In Indiana, U.S. Rep. Pete Visclosky, D-Ind., has worked long and hard on behalf of the steel industry, the major economic engine in his Northwest Indiana district.
But within the past few months, both men now find themselves better known as being under the microscope of federal investigations into whether they have crossed an ethical and perhaps legal line.
This week, it was revealed Jackson is under review by the Office of Congressional Ethics, an independent government panel that investigates members of Congress for possible violations of standards of ethical governmental behavior.
Believe it or not, there are such things.
Although Jackson has denied wrongdoing, he has admitted to being "Senate Candidate A" in the December criminal complaint filed against now-indicted former Gov. Rod Blagojevich.

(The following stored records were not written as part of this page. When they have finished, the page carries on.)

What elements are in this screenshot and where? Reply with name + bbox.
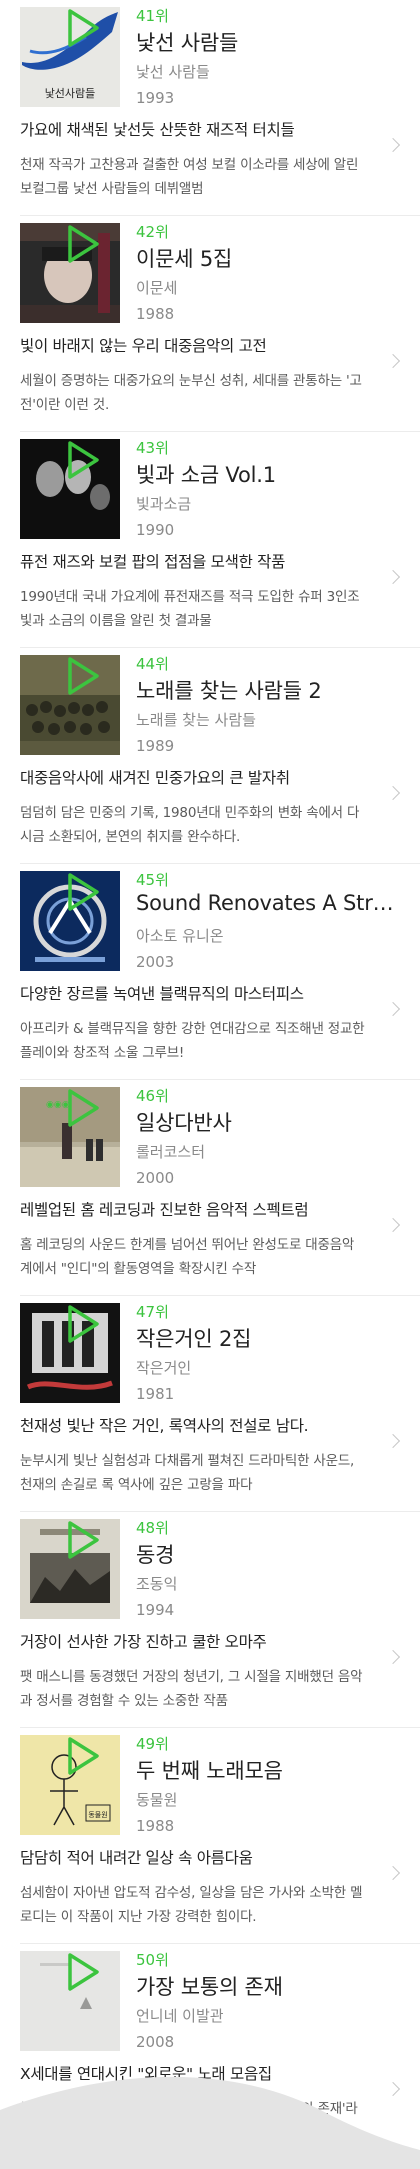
review-description: 섬세함이 자아낸 압도적 감수성, 일상을 담은 가사와 소박한 멜로디는 이 … [20,1885,363,1925]
artist-name[interactable]: 아소토 유니온 [136,925,224,946]
album-item[interactable]: 43위 빛과 소금 Vol.1 빛과소금 1990 퓨전 재즈와 보컬 팝의 접… [0,432,420,648]
play-icon[interactable] [66,1736,100,1776]
review-description: 눈부시게 빛난 실험성과 다채롭게 펼쳐진 드라마틱한 사운드, 천재의 손길로… [20,1453,355,1493]
chevron-right-icon[interactable] [385,569,401,585]
rank-label: 50위 [136,1951,169,1969]
play-icon[interactable] [66,1088,100,1128]
rank-label: 42위 [136,223,169,241]
artist-name[interactable]: 작은거인 [136,1357,191,1378]
play-icon[interactable] [66,8,100,48]
review-headline: 레벨업된 홈 레코딩과 진보한 음악적 스펙트럼 [20,1201,309,1219]
release-year: 2000 [136,1169,175,1187]
review-description: 덤덤히 담은 민중의 기록, 1980년대 민주화의 변화 속에서 다시금 소환… [20,805,360,845]
review-headline: 퓨전 재즈와 보컬 팝의 접점을 모색한 작품 [20,553,286,571]
rank-label: 47위 [136,1303,169,1321]
review-headline: 거장이 선사한 가장 진하고 쿨한 오마주 [20,1633,267,1651]
album-title[interactable]: 동경 [136,1539,406,1569]
cover-text: 동물원 [88,1810,107,1819]
play-icon[interactable] [66,1952,100,1992]
rank-label: 48위 [136,1519,169,1537]
review-headline: 가요에 채색된 낯선듯 산뜻한 재즈적 터치들 [20,121,295,139]
album-item[interactable]: 45위 Sound Renovates A Structure 아소토 유니온 … [0,864,420,1080]
album-item[interactable]: 42위 이문세 5집 이문세 1988 빛이 바래지 않는 우리 대중음악의 고… [0,216,420,432]
review-description: 홈 레코딩의 사운드 한계를 넘어선 뛰어난 완성도로 대중음악계에서 "인디"… [20,1237,355,1277]
album-title[interactable]: 작은거인 2집 [136,1323,406,1353]
release-year: 1990 [136,521,175,539]
bottom-wave-overlay [0,2076,420,2169]
release-year: 1994 [136,1601,175,1619]
release-year: 1988 [136,1817,175,1835]
review-description: 1990년대 국내 가요계에 퓨전재즈를 적극 도입한 슈퍼 3인조 빛과 소금… [20,589,360,629]
rank-label: 44위 [136,655,169,673]
release-year: 1989 [136,737,175,755]
play-icon[interactable] [66,440,100,480]
chevron-right-icon[interactable] [385,353,401,369]
artist-name[interactable]: 낯선 사람들 [136,61,210,82]
play-icon[interactable] [66,872,100,912]
review-headline: 천재성 빛난 작은 거인, 록역사의 전설로 남다. [20,1417,309,1435]
rank-label: 46위 [136,1087,169,1105]
album-title[interactable]: 낯선 사람들 [136,27,406,57]
artist-name[interactable]: 언니네 이발관 [136,2005,224,2026]
artist-name[interactable]: 동물원 [136,1789,177,1810]
chevron-right-icon[interactable] [385,785,401,801]
album-title[interactable]: 일상다반사 [136,1107,406,1137]
chevron-right-icon[interactable] [385,1649,401,1665]
review-description: 아프리카 & 블랙뮤직을 향한 강한 연대감으로 직조해낸 정교한 플레이와 창… [20,1021,365,1061]
album-title[interactable]: 빛과 소금 Vol.1 [136,459,406,489]
rank-label: 43위 [136,439,169,457]
release-year: 2008 [136,2033,175,2051]
review-description: 천재 작곡가 고찬용과 걸출한 여성 보컬 이소라를 세상에 알린 보컬그룹 낯… [20,157,359,197]
play-icon[interactable] [66,1304,100,1344]
release-year: 1981 [136,1385,175,1403]
chevron-right-icon[interactable] [385,137,401,153]
artist-name[interactable]: 조동익 [136,1573,177,1594]
rank-label: 41위 [136,7,169,25]
chevron-right-icon[interactable] [385,1433,401,1449]
album-item[interactable]: 47위 작은거인 2집 작은거인 1981 천재성 빛난 작은 거인, 록역사의… [0,1296,420,1512]
album-item[interactable]: 동물원 49위 두 번째 노래모음 동물원 1988 담담히 적어 내려간 일상… [0,1728,420,1944]
play-icon[interactable] [66,1520,100,1560]
artist-name[interactable]: 이문세 [136,277,177,298]
album-item[interactable]: 낯선사람들 41위 낯선 사람들 낯선 사람들 1993 가요에 채색된 낯선듯… [0,0,420,216]
release-year: 1993 [136,89,175,107]
cover-text: 낯선사람들 [45,87,96,100]
artist-name[interactable]: 노래를 찾는 사람들 [136,709,256,730]
album-title[interactable]: Sound Renovates A Structure [136,891,406,915]
release-year: 1988 [136,305,175,323]
chevron-right-icon[interactable] [385,1001,401,1017]
album-item[interactable]: 48위 동경 조동익 1994 거장이 선사한 가장 진하고 쿨한 오마주 팻 … [0,1512,420,1728]
review-headline: 담담히 적어 내려간 일상 속 아름다움 [20,1849,253,1867]
rank-label: 49위 [136,1735,169,1753]
review-headline: 빛이 바래지 않는 우리 대중음악의 고전 [20,337,267,355]
play-icon[interactable] [66,656,100,696]
play-icon[interactable] [66,224,100,264]
review-description: 팻 매스니를 동경했던 거장의 청년기, 그 시절을 지배했던 음악과 정서를 … [20,1669,363,1709]
review-headline: 대중음악사에 새겨진 민중가요의 큰 발자취 [20,769,290,787]
album-title[interactable]: 가장 보통의 존재 [136,1971,406,2001]
release-year: 2003 [136,953,175,971]
artist-name[interactable]: 롤러코스터 [136,1141,205,1162]
album-title[interactable]: 노래를 찾는 사람들 2 [136,675,406,705]
album-title[interactable]: 두 번째 노래모음 [136,1755,406,1785]
rank-label: 45위 [136,871,169,889]
album-item[interactable]: 44위 노래를 찾는 사람들 2 노래를 찾는 사람들 1989 대중음악사에 … [0,648,420,864]
chevron-right-icon[interactable] [385,1865,401,1881]
chevron-right-icon[interactable] [385,1217,401,1233]
album-title[interactable]: 이문세 5집 [136,243,406,273]
artist-name[interactable]: 빛과소금 [136,493,191,514]
album-item[interactable]: ◉◉◉ 46위 일상다반사 롤러코스터 2000 레벨업된 홈 레코딩과 진보한… [0,1080,420,1296]
review-description: 세월이 증명하는 대중가요의 눈부신 성취, 세대를 관통하는 '고전'이란 이… [20,373,362,413]
review-headline: 다양한 장르를 녹여낸 블랙뮤직의 마스터피스 [20,985,304,1003]
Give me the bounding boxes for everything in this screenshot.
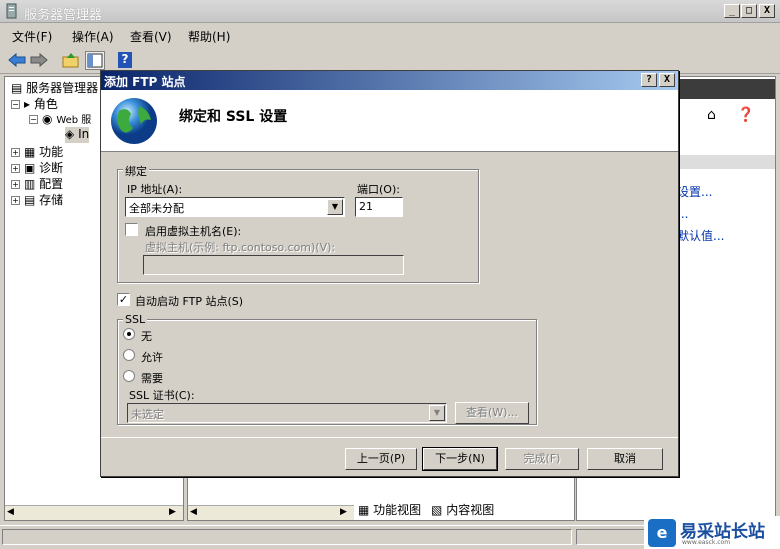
tree-features[interactable]: + ▦ 功能 bbox=[11, 143, 63, 159]
previous-button[interactable]: 上一页(P) bbox=[345, 448, 417, 470]
dropdown-arrow-icon[interactable]: ▼ bbox=[327, 199, 343, 215]
tree-roles[interactable]: − ▸ 角色 bbox=[11, 95, 58, 111]
server-icon: ▤ bbox=[11, 81, 23, 95]
features-view-icon: ▦ bbox=[358, 503, 370, 517]
show-hide-tree-icon[interactable] bbox=[85, 51, 105, 70]
tree-storage[interactable]: + ▤ 存储 bbox=[11, 191, 63, 207]
features-icon: ▦ bbox=[24, 145, 36, 159]
title-bar: 服务器管理器 _ □ X bbox=[0, 0, 780, 23]
content-view-tab[interactable]: 内容视图 bbox=[446, 503, 494, 517]
configuration-icon: ▥ bbox=[24, 177, 36, 191]
expand-icon[interactable]: + bbox=[11, 196, 20, 205]
port-field[interactable]: 21 bbox=[355, 197, 403, 217]
collapse-icon[interactable]: − bbox=[29, 115, 38, 124]
diagnostics-icon: ▣ bbox=[24, 161, 36, 175]
port-label: 端口(O): bbox=[357, 183, 400, 196]
dialog-title: 添加 FTP 站点 bbox=[104, 75, 186, 89]
up-folder-icon[interactable] bbox=[62, 52, 80, 71]
tree-iis[interactable]: ◈ In bbox=[65, 127, 90, 143]
ssl-require-label: 需要 bbox=[141, 372, 163, 385]
watermark-subtext: www.easck.com bbox=[682, 539, 731, 546]
web-server-icon: ◉ bbox=[42, 112, 53, 126]
expand-icon[interactable]: + bbox=[11, 148, 20, 157]
tree-root[interactable]: ▤ 服务器管理器 bbox=[11, 79, 98, 95]
content-view-icon: ▧ bbox=[431, 503, 443, 517]
status-panel bbox=[2, 529, 572, 545]
dialog-title-bar: 添加 FTP 站点 ? X bbox=[101, 71, 678, 90]
ssl-cert-label: SSL 证书(C): bbox=[129, 389, 195, 402]
help-icon[interactable]: ? bbox=[118, 52, 132, 68]
dialog-header: 绑定和 SSL 设置 bbox=[101, 90, 678, 152]
vhost-checkbox[interactable] bbox=[125, 223, 138, 236]
next-button[interactable]: 下一步(N) bbox=[422, 447, 498, 471]
tree-diagnostics[interactable]: + ▣ 诊断 bbox=[11, 159, 63, 175]
view-cert-button[interactable]: 查看(W)... bbox=[455, 402, 529, 424]
scroll-right-icon[interactable]: ▶ bbox=[340, 507, 347, 517]
vhost-check-label: 启用虚拟主机名(E): bbox=[145, 225, 242, 238]
scroll-left-icon[interactable]: ◀ bbox=[7, 507, 14, 517]
iis-icon: ◈ bbox=[65, 127, 75, 141]
view-switcher: ▦ 功能视图 ▧ 内容视图 bbox=[358, 501, 554, 521]
collapse-icon[interactable]: − bbox=[11, 100, 20, 109]
watermark: e 易采站长站 www.easck.com bbox=[644, 516, 780, 549]
ssl-allow-radio[interactable] bbox=[123, 349, 135, 361]
binding-group-label: 绑定 bbox=[123, 163, 149, 179]
expand-icon[interactable]: + bbox=[11, 180, 20, 189]
forward-arrow-icon[interactable] bbox=[30, 52, 48, 71]
ssl-group-label: SSL bbox=[123, 313, 148, 326]
autostart-checkbox[interactable]: ✓ bbox=[117, 293, 130, 306]
finish-button[interactable]: 完成(F) bbox=[505, 448, 579, 470]
cancel-button[interactable]: 取消 bbox=[587, 448, 663, 470]
ssl-none-radio[interactable] bbox=[123, 328, 135, 340]
help-circle-icon[interactable]: ❓ bbox=[737, 107, 754, 123]
add-ftp-site-dialog: 添加 FTP 站点 ? X 绑定和 SSL 设置 绑定 IP 地址(A): 全部… bbox=[100, 70, 679, 477]
globe-icon bbox=[109, 96, 159, 149]
tree-h-scrollbar[interactable]: ◀ ▶ bbox=[5, 505, 183, 520]
storage-icon: ▤ bbox=[24, 193, 36, 207]
window-title: 服务器管理器 bbox=[24, 8, 103, 23]
dialog-close-button[interactable]: X bbox=[659, 73, 675, 87]
menu-bar: 文件(F) 操作(A) 查看(V) 帮助(H) bbox=[0, 24, 780, 46]
tree-configuration[interactable]: + ▥ 配置 bbox=[11, 175, 63, 191]
scroll-left-icon[interactable]: ◀ bbox=[190, 507, 197, 517]
expand-icon[interactable]: + bbox=[11, 164, 20, 173]
mid-h-scrollbar[interactable]: ◀ ▶ bbox=[188, 505, 354, 520]
action-link-settings[interactable]: 设置... bbox=[677, 183, 712, 200]
server-manager-icon bbox=[4, 3, 20, 19]
dialog-help-button[interactable]: ? bbox=[641, 73, 657, 87]
autostart-label: 自动启动 FTP 站点(S) bbox=[135, 295, 244, 308]
menu-action[interactable]: 操作(A) bbox=[72, 28, 114, 45]
dropdown-arrow-icon[interactable]: ▼ bbox=[429, 405, 445, 421]
dialog-heading: 绑定和 SSL 设置 bbox=[179, 109, 288, 125]
roles-icon: ▸ bbox=[24, 97, 31, 111]
menu-view[interactable]: 查看(V) bbox=[130, 28, 172, 45]
close-button[interactable]: X bbox=[759, 4, 775, 18]
ssl-cert-combo[interactable]: 未选定 ▼ bbox=[127, 403, 447, 423]
ssl-require-radio[interactable] bbox=[123, 370, 135, 382]
ssl-none-label: 无 bbox=[141, 330, 152, 343]
watermark-logo-icon: e bbox=[648, 519, 676, 547]
vhost-field[interactable] bbox=[143, 255, 404, 275]
back-arrow-icon[interactable] bbox=[8, 52, 26, 71]
features-view-tab[interactable]: 功能视图 bbox=[373, 503, 421, 517]
action-link-defaults[interactable]: 默认值... bbox=[677, 227, 724, 244]
vhost-label: 虚拟主机(示例: ftp.contoso.com)(V): bbox=[145, 241, 336, 254]
ip-address-label: IP 地址(A): bbox=[127, 183, 183, 196]
footer-divider bbox=[101, 437, 678, 438]
ssl-allow-label: 允许 bbox=[141, 351, 163, 364]
home-icon[interactable]: ⌂ bbox=[707, 107, 716, 123]
scroll-right-icon[interactable]: ▶ bbox=[169, 507, 176, 517]
minimize-button[interactable]: _ bbox=[724, 4, 740, 18]
menu-help[interactable]: 帮助(H) bbox=[188, 28, 230, 45]
tree-web[interactable]: − ◉ Web 服 bbox=[29, 111, 91, 127]
ip-address-combo[interactable]: 全部未分配 ▼ bbox=[125, 197, 345, 217]
maximize-button[interactable]: □ bbox=[741, 4, 757, 18]
menu-file[interactable]: 文件(F) bbox=[12, 28, 52, 45]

And it was "Senate Candidate A" whose supporters are alleged to have offered Blagojevich $1.5 million if he picked the congressman to fill the U.S. Senate vacancy left by the election of Barack Obama to the presidency, the complaint said.
Jackson is not charged with any wrongdoing, but he has been uncharacteristically silent about this issue.
Across the state line, Visclosky's name has popped up in a federal investigation of The PMA Group, a Virginia-based lobbying firm whose offices were raided by the FBI in November.
Visclosky sits on the House Defense appropriations subcommittee and has considerable say as to where that money goes, and a lot of it has been going to clients of PMA -- some of whom are in Visclosky's district but many of whom are not.
In return, a river of money flowed into Visclosky's campaign war chest despite the fact that during his 25 years in Congress he has rarely, if ever, faced a serious chance of defeat either in primary or general elections. He has received some $270,000 from PMA clients since 1989, according to the Center for Responsive Politics, which is more than any other legislator.
Like Jackson, Visclosky has denied any wrongdoing and voted with Republicans to open a House ethics committee investigation into PMA's activities. The measure went down to defeat, but Visclosky said he would return $18,000 in PMA client contributions and The New York Times reports he has dropped all PMA clients from his list of requests for so-called "earmarks."
Is either congressman in any danger? At this point, probably not.
But there is nothing like a little federal investigation to make you mind your P's and Q's.